Tuesday, April 12, 2011

Oh, Bloody Hell

***Men, you might want to skip this one. Hah, like any guys read this blog. Or really, anyone. ***


The past couple of weeks, I've had a slight pain. Kind of like cramps, but there was no follow-up, so to speak. Alrighty, go about my business and don't worry about it mon!

Saturday was a small going-away luncheon for my sister, who moved to Richmond, Virginia this past Sunday. Very intimate, just family, and a great success. I was EXHAUSTED afterwards, though. We figured that's because I hate anyone else helping me when I have a project and insisted on doing the foods myself. My mom did a gorgeous tablescape and picked up breads, crackers, and ice, but honestly that is because I finally realized an hour before that I had nothing for my guests to put their egg and chicken salads on. She bought a great assortment of thinly sliced breads and fancy pants crackers, showing that Mom is definitely the one to turn to.

Anyway, I'm exhausted, and the next day my husband takes the baby to her 2nd set of grandparents and himself to the mall, leaving me to sleep. I feel HORRIBLE. My back hurts, my abdomen hurts by my incision, and my throat is scratchy like I'm 16 and front row at a Justin Bieber appearance. Despite sleeping most of the day, I don't feel rested. By the end of the night, I'm in so much pain I can barely walk, and the only thing that keeps me from completely freaking out is 1/2 a leftover Percocet from the c-section. That half a dose is enough to keep the pain at bay and let me get some sleep.

The next day, I make an appointment with my OB/GYN because the PAIN is so INTENSE and I really think there's SOMETHING WRONG. Now, keep in mind that I have had my share of medical conditions in this particular region, so it's not like I have histrionics with no background.

But you know where I'm going with this, right?

Yep, shortly after making an appointment for my uterus and declaring I am NEVER getting pregnant again if continual gynecological issues are what I get to look forward to, I gt my period for the first time in over a year.

And before I got pregnant, my period had been light to the point of almost non-existence.
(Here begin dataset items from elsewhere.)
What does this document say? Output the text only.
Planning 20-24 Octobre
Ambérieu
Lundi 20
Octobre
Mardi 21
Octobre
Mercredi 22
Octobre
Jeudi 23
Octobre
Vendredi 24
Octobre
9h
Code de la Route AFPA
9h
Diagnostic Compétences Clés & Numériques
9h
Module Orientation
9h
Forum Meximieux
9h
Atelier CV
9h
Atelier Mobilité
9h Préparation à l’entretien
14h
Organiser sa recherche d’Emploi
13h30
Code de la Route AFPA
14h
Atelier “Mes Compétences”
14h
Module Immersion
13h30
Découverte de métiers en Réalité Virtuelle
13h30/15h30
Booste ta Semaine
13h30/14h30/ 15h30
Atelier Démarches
But oh boy, have we made up for that.

I had to make a late night run for some heavy duty backup, I am now well supplied to, in the words of a witty man, "keep a beheading from being fatal."

Speaking of, have you seen these Always Overnight pads? Holy crap, these babies are the length of my arm from fingertips to elbow, and roughly four inches thick. I have pregnancy granny panties that are hardly big enough to hold this sucker in, but boy does it work. I feel ridiculous, but our bed has white sheets and I prefer not to have my scarlet letter all over it.

I am also well stocked on the Midol, water, and coffee. For a mid-morning light snack I ate the last two peanut butter-chocolate cupcakes with caramel frosting, which now sit in my stomach refusing to digest. IT WAS WORTH IT, I DON'T CARE. I am retaining enough fluid that I've gone up almost two sizes (it is NOT the cupcakes, shut up). And now I'm wondering, "Wait, so, were all those daily crying jags just massive, built up PMS, and does this mean I DON'T have post-partum depression? Because that would work with my schedule better."

How funny that the pain made me not want to be pregnant, but one of the great side effects of pregnancy is not having to deal with this. I seriously forgot what an annoyance this is, but on the bright side, I'm not knocked up. I love my daughter but one child is enough for right now. And if that means doubling up on barriers and hiding our until I can react to situations like a normal human being, than that's fine.